Treasurer puts pressure on Reserve Bank to cut rates

Treasurer Wayne Swan has put pressure on the Reserve Bank to cut rates in light of an expected budget surplus.

In his weekly economic note published yesterday, Swan defended returning the budget to surplus as “the responsible thing to do”.

“We reiterated our commitment to a surplus in the mid-year budget last November because, as I said clearly at that time, this ensures we’re not adding to price pressures in the economy, giving the Reserve Bank the maximum flexibility to cut interest rates if it thinks that’s necessary,” said Swan.

“As the Prime Minister noted during the week, those calling for further interest rate cuts should also be calling for a surplus, not opposing one.”

Sharemarket falls slightly at opening

The Australian sharemarket opened slightly lower on Monday ahead of the release of inflation data from the Australian Bureau of Statistics.

The fall occurred despite the Dow Jones finishing about 0.5% higher on Friday after Microsoft, McDonald’s and other major US corporations posted stronger profits.

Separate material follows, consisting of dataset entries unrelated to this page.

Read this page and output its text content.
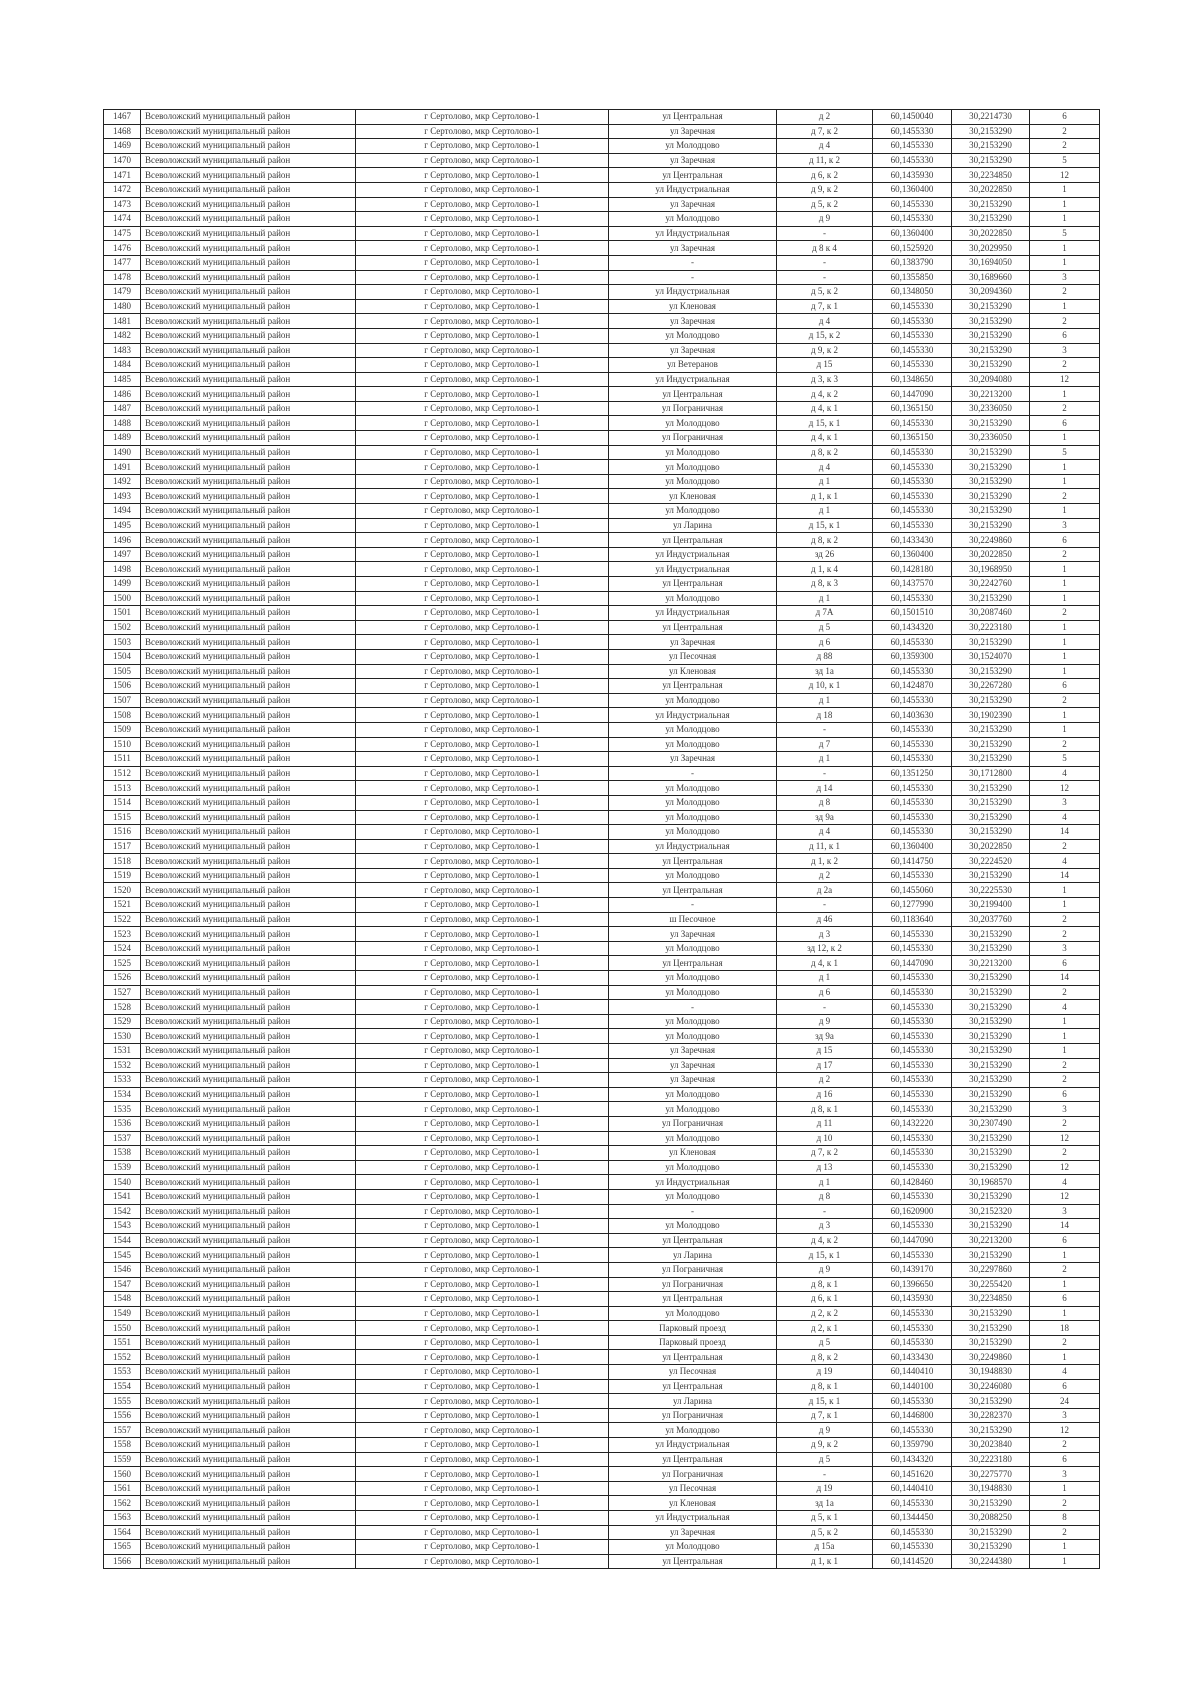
1467	Всеволожский муниципальный район	г Сертолово, мкр Сертолово-1	ул Центральная	д 2	60,1450040	30,2214730	6
1468	Всеволожский муниципальный район	г Сертолово, мкр Сертолово-1	ул Заречная	д 7, к 2	60,1455330	30,2153290	2
1469	Всеволожский муниципальный район	г Сертолово, мкр Сертолово-1	ул Молодцово	д 4	60,1455330	30,2153290	2
1470	Всеволожский муниципальный район	г Сертолово, мкр Сертолово-1	ул Заречная	д 11, к 2	60,1455330	30,2153290	5
1471	Всеволожский муниципальный район	г Сертолово, мкр Сертолово-1	ул Центральная	д 6, к 2	60,1435930	30,2234850	12
1472	Всеволожский муниципальный район	г Сертолово, мкр Сертолово-1	ул Индустриальная	д 9, к 2	60,1360400	30,2022850	1
1473	Всеволожский муниципальный район	г Сертолово, мкр Сертолово-1	ул Заречная	д 5, к 2	60,1455330	30,2153290	1
1474	Всеволожский муниципальный район	г Сертолово, мкр Сертолово-1	ул Молодцово	д 9	60,1455330	30,2153290	1
1475	Всеволожский муниципальный район	г Сертолово, мкр Сертолово-1	ул Индустриальная	-	60,1360400	30,2022850	5
1476	Всеволожский муниципальный район	г Сертолово, мкр Сертолово-1	ул Заречная	д 8 к 4	60,1525920	30,2029950	1
1477	Всеволожский муниципальный район	г Сертолово, мкр Сертолово-1	-	-	60,1383790	30,1694050	1
1478	Всеволожский муниципальный район	г Сертолово, мкр Сертолово-1	-	-	60,1355850	30,1689660	3
1479	Всеволожский муниципальный район	г Сертолово, мкр Сертолово-1	ул Индустриальная	д 5, к 2	60,1348050	30,2094360	2
1480	Всеволожский муниципальный район	г Сертолово, мкр Сертолово-1	ул Кленовая	д 7, к 1	60,1455330	30,2153290	1
1481	Всеволожский муниципальный район	г Сертолово, мкр Сертолово-1	ул Заречная	д 4	60,1455330	30,2153290	2
1482	Всеволожский муниципальный район	г Сертолово, мкр Сертолово-1	ул Молодцово	д 15, к 2	60,1455330	30,2153290	6
1483	Всеволожский муниципальный район	г Сертолово, мкр Сертолово-1	ул Заречная	д 9, к 2	60,1455330	30,2153290	3
1484	Всеволожский муниципальный район	г Сертолово, мкр Сертолово-1	ул Ветеранов	д 15	60,1455330	30,2153290	2
1485	Всеволожский муниципальный район	г Сертолово, мкр Сертолово-1	ул Индустриальная	д 3, к 3	60,1348650	30,2094080	12
1486	Всеволожский муниципальный район	г Сертолово, мкр Сертолово-1	ул Центральная	д 4, к 2	60,1447090	30,2213200	1
1487	Всеволожский муниципальный район	г Сертолово, мкр Сертолово-1	ул Пограничная	д 4, к 1	60,1365150	30,2336050	2
1488	Всеволожский муниципальный район	г Сертолово, мкр Сертолово-1	ул Молодцово	д 15, к 1	60,1455330	30,2153290	6
1489	Всеволожский муниципальный район	г Сертолово, мкр Сертолово-1	ул Пограничная	д 4, к 1	60,1365150	30,2336050	1
1490	Всеволожский муниципальный район	г Сертолово, мкр Сертолово-1	ул Молодцово	д 8, к 2	60,1455330	30,2153290	5
1491	Всеволожский муниципальный район	г Сертолово, мкр Сертолово-1	ул Молодцово	д 4	60,1455330	30,2153290	1
1492	Всеволожский муниципальный район	г Сертолово, мкр Сертолово-1	ул Молодцово	д 1	60,1455330	30,2153290	1
1493	Всеволожский муниципальный район	г Сертолово, мкр Сертолово-1	ул Кленовая	д 1, к 1	60,1455330	30,2153290	2
1494	Всеволожский муниципальный район	г Сертолово, мкр Сертолово-1	ул Молодцово	д 1	60,1455330	30,2153290	1
1495	Всеволожский муниципальный район	г Сертолово, мкр Сертолово-1	ул Ларина	д 15, к 1	60,1455330	30,2153290	3
1496	Всеволожский муниципальный район	г Сертолово, мкр Сертолово-1	ул Центральная	д 8, к 2	60,1433430	30,2249860	6
1497	Всеволожский муниципальный район	г Сертолово, мкр Сертолово-1	ул Индустриальная	зд 26	60,1360400	30,2022850	2
1498	Всеволожский муниципальный район	г Сертолово, мкр Сертолово-1	ул Индустриальная	д 1, к 4	60,1428180	30,1968950	1
1499	Всеволожский муниципальный район	г Сертолово, мкр Сертолово-1	ул Центральная	д 8, к 3	60,1437570	30,2242760	1
1500	Всеволожский муниципальный район	г Сертолово, мкр Сертолово-1	ул Молодцово	д 1	60,1455330	30,2153290	1
1501	Всеволожский муниципальный район	г Сертолово, мкр Сертолово-1	ул Индустриальная	д 7А	60,1501510	30,2087460	2
1502	Всеволожский муниципальный район	г Сертолово, мкр Сертолово-1	ул Центральная	д 5	60,1434320	30,2223180	1
1503	Всеволожский муниципальный район	г Сертолово, мкр Сертолово-1	ул Заречная	д 6	60,1455330	30,2153290	1
1504	Всеволожский муниципальный район	г Сертолово, мкр Сертолово-1	ул Песочная	д 88	60,1359300	30,1524070	1
1505	Всеволожский муниципальный район	г Сертолово, мкр Сертолово-1	ул Кленовая	зд 1а	60,1455330	30,2153290	1
1506	Всеволожский муниципальный район	г Сертолово, мкр Сертолово-1	ул Центральная	д 10, к 1	60,1424870	30,2267280	6
1507	Всеволожский муниципальный район	г Сертолово, мкр Сертолово-1	ул Молодцово	д 1	60,1455330	30,2153290	2
1508	Всеволожский муниципальный район	г Сертолово, мкр Сертолово-1	ул Индустриальная	д 18	60,1403630	30,1902390	1
1509	Всеволожский муниципальный район	г Сертолово, мкр Сертолово-1	ул Молодцово	-	60,1455330	30,2153290	1
1510	Всеволожский муниципальный район	г Сертолово, мкр Сертолово-1	ул Молодцово	д 7	60,1455330	30,2153290	2
1511	Всеволожский муниципальный район	г Сертолово, мкр Сертолово-1	ул Заречная	д 1	60,1455330	30,2153290	5
1512	Всеволожский муниципальный район	г Сертолово, мкр Сертолово-1	-	-	60,1351250	30,1712800	4
1513	Всеволожский муниципальный район	г Сертолово, мкр Сертолово-1	ул Молодцово	д 14	60,1455330	30,2153290	12
1514	Всеволожский муниципальный район	г Сертолово, мкр Сертолово-1	ул Молодцово	д 8	60,1455330	30,2153290	3
1515	Всеволожский муниципальный район	г Сертолово, мкр Сертолово-1	ул Молодцово	зд 9а	60,1455330	30,2153290	4
1516	Всеволожский муниципальный район	г Сертолово, мкр Сертолово-1	ул Молодцово	д 4	60,1455330	30,2153290	14
1517	Всеволожский муниципальный район	г Сертолово, мкр Сертолово-1	ул Индустриальная	д 11, к 1	60,1360400	30,2022850	2
1518	Всеволожский муниципальный район	г Сертолово, мкр Сертолово-1	ул Центральная	д 1, к 2	60,1414750	30,2224520	4
1519	Всеволожский муниципальный район	г Сертолово, мкр Сертолово-1	ул Молодцово	д 2	60,1455330	30,2153290	14
1520	Всеволожский муниципальный район	г Сертолово, мкр Сертолово-1	ул Центральная	д 2а	60,1455060	30,2225530	1
1521	Всеволожский муниципальный район	г Сертолово, мкр Сертолово-1	-	-	60,1277990	30,2199400	1
1522	Всеволожский муниципальный район	г Сертолово, мкр Сертолово-1	ш Песочное	д 46	60,1183640	30,2037760	2
1523	Всеволожский муниципальный район	г Сертолово, мкр Сертолово-1	ул Заречная	д 3	60,1455330	30,2153290	2
1524	Всеволожский муниципальный район	г Сертолово, мкр Сертолово-1	ул Молодцово	зд 12, к 2	60,1455330	30,2153290	3
1525	Всеволожский муниципальный район	г Сертолово, мкр Сертолово-1	ул Центральная	д 4, к 1	60,1447090	30,2213200	6
1526	Всеволожский муниципальный район	г Сертолово, мкр Сертолово-1	ул Молодцово	д 1	60,1455330	30,2153290	14
1527	Всеволожский муниципальный район	г Сертолово, мкр Сертолово-1	ул Молодцово	д 6	60,1455330	30,2153290	2
1528	Всеволожский муниципальный район	г Сертолово, мкр Сертолово-1	-	-	60,1455330	30,2153290	4
1529	Всеволожский муниципальный район	г Сертолово, мкр Сертолово-1	ул Молодцово	д 9	60,1455330	30,2153290	1
1530	Всеволожский муниципальный район	г Сертолово, мкр Сертолово-1	ул Молодцово	зд 9а	60,1455330	30,2153290	1
1531	Всеволожский муниципальный район	г Сертолово, мкр Сертолово-1	ул Заречная	д 15	60,1455330	30,2153290	1
1532	Всеволожский муниципальный район	г Сертолово, мкр Сертолово-1	ул Заречная	д 17	60,1455330	30,2153290	2
1533	Всеволожский муниципальный район	г Сертолово, мкр Сертолово-1	ул Заречная	д 2	60,1455330	30,2153290	2
1534	Всеволожский муниципальный район	г Сертолово, мкр Сертолово-1	ул Молодцово	д 16	60,1455330	30,2153290	6
1535	Всеволожский муниципальный район	г Сертолово, мкр Сертолово-1	ул Молодцово	д 8, к 1	60,1455330	30,2153290	3
1536	Всеволожский муниципальный район	г Сертолово, мкр Сертолово-1	ул Пограничная	д 11	60,1432220	30,2307490	2
1537	Всеволожский муниципальный район	г Сертолово, мкр Сертолово-1	ул Молодцово	д 10	60,1455330	30,2153290	12
1538	Всеволожский муниципальный район	г Сертолово, мкр Сертолово-1	ул Кленовая	д 7, к 2	60,1455330	30,2153290	2
1539	Всеволожский муниципальный район	г Сертолово, мкр Сертолово-1	ул Молодцово	д 13	60,1455330	30,2153290	12
1540	Всеволожский муниципальный район	г Сертолово, мкр Сертолово-1	ул Индустриальная	д 1	60,1428460	30,1968570	4
1541	Всеволожский муниципальный район	г Сертолово, мкр Сертолово-1	ул Молодцово	д 8	60,1455330	30,2153290	12
1542	Всеволожский муниципальный район	г Сертолово, мкр Сертолово-1	-	-	60,1620900	30,2152320	3
1543	Всеволожский муниципальный район	г Сертолово, мкр Сертолово-1	ул Молодцово	д 3	60,1455330	30,2153290	14
1544	Всеволожский муниципальный район	г Сертолово, мкр Сертолово-1	ул Центральная	д 4, к 2	60,1447090	30,2213200	6
1545	Всеволожский муниципальный район	г Сертолово, мкр Сертолово-1	ул Ларина	д 15, к 1	60,1455330	30,2153290	1
1546	Всеволожский муниципальный район	г Сертолово, мкр Сертолово-1	ул Пограничная	д 9	60,1439170	30,2297860	2
1547	Всеволожский муниципальный район	г Сертолово, мкр Сертолово-1	ул Пограничная	д 8, к 1	60,1396650	30,2255420	1
1548	Всеволожский муниципальный район	г Сертолово, мкр Сертолово-1	ул Центральная	д 6, к 1	60,1435930	30,2234850	6
1549	Всеволожский муниципальный район	г Сертолово, мкр Сертолово-1	ул Молодцово	д 2, к 2	60,1455330	30,2153290	1
1550	Всеволожский муниципальный район	г Сертолово, мкр Сертолово-1	Парковый проезд	д 2, к 1	60,1455330	30,2153290	18
1551	Всеволожский муниципальный район	г Сертолово, мкр Сертолово-1	Парковый проезд	д 5	60,1455330	30,2153290	2
1552	Всеволожский муниципальный район	г Сертолово, мкр Сертолово-1	ул Центральная	д 8, к 2	60,1433430	30,2249860	1
1553	Всеволожский муниципальный район	г Сертолово, мкр Сертолово-1	ул Песочная	д 19	60,1440410	30,1948830	4
1554	Всеволожский муниципальный район	г Сертолово, мкр Сертолово-1	ул Центральная	д 8, к 1	60,1440100	30,2246080	6
1555	Всеволожский муниципальный район	г Сертолово, мкр Сертолово-1	ул Ларина	д 15, к 1	60,1455330	30,2153290	24
1556	Всеволожский муниципальный район	г Сертолово, мкр Сертолово-1	ул Пограничная	д 7, к 1	60,1446800	30,2282370	3
1557	Всеволожский муниципальный район	г Сертолово, мкр Сертолово-1	ул Молодцово	д 9	60,1455330	30,2153290	12
1558	Всеволожский муниципальный район	г Сертолово, мкр Сертолово-1	ул Индустриальная	д 9, к 2	60,1359790	30,2023840	2
1559	Всеволожский муниципальный район	г Сертолово, мкр Сертолово-1	ул Центральная	д 5	60,1434320	30,2223180	6
1560	Всеволожский муниципальный район	г Сертолово, мкр Сертолово-1	ул Пограничная	-	60,1451620	30,2275770	3
1561	Всеволожский муниципальный район	г Сертолово, мкр Сертолово-1	ул Песочная	д 19	60,1440410	30,1948830	1
1562	Всеволожский муниципальный район	г Сертолово, мкр Сертолово-1	ул Кленовая	зд 1а	60,1455330	30,2153290	2
1563	Всеволожский муниципальный район	г Сертолово, мкр Сертолово-1	ул Индустриальная	д 5, к 1	60,1344450	30,2088250	8
1564	Всеволожский муниципальный район	г Сертолово, мкр Сертолово-1	ул Заречная	д 5, к 2	60,1455330	30,2153290	2
1565	Всеволожский муниципальный район	г Сертолово, мкр Сертолово-1	ул Молодцово	д 15а	60,1455330	30,2153290	1
1566	Всеволожский муниципальный район	г Сертолово, мкр Сертолово-1	ул Центральная	д 1, к 1	60,1414520	30,2244380	1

At the market opening the benchmark S&P/ASX 200 index inched down 0.10% to 4,361.9 points and the broader All Ordinaries Index fell 0.09% to 4,440 points.

Spotless takeover talks with PEP continue

Industrial services company Spotless remains in talks with Pacific Equity Partners, with a deal still not guaranteed.

The private equity group made a hostile bid for Spotless in November 2011, and increased the value of its offer to around $711 million in December.

Spotless said the offer was too low and asked for a $32 million price index, but in February allowed PEP to conduct due diligence.

That due diligence process has since ended, and talks between the parties continue, Spotless said today.

“Spotless and PEP have been in ongoing dialogue during this period and continue to be in discussions to see whether a proposal could be put to Spotless shareholders which can be recommended by the Spotless board,” the company said in a statement.

“These discussions are yet to reach a conclusion.”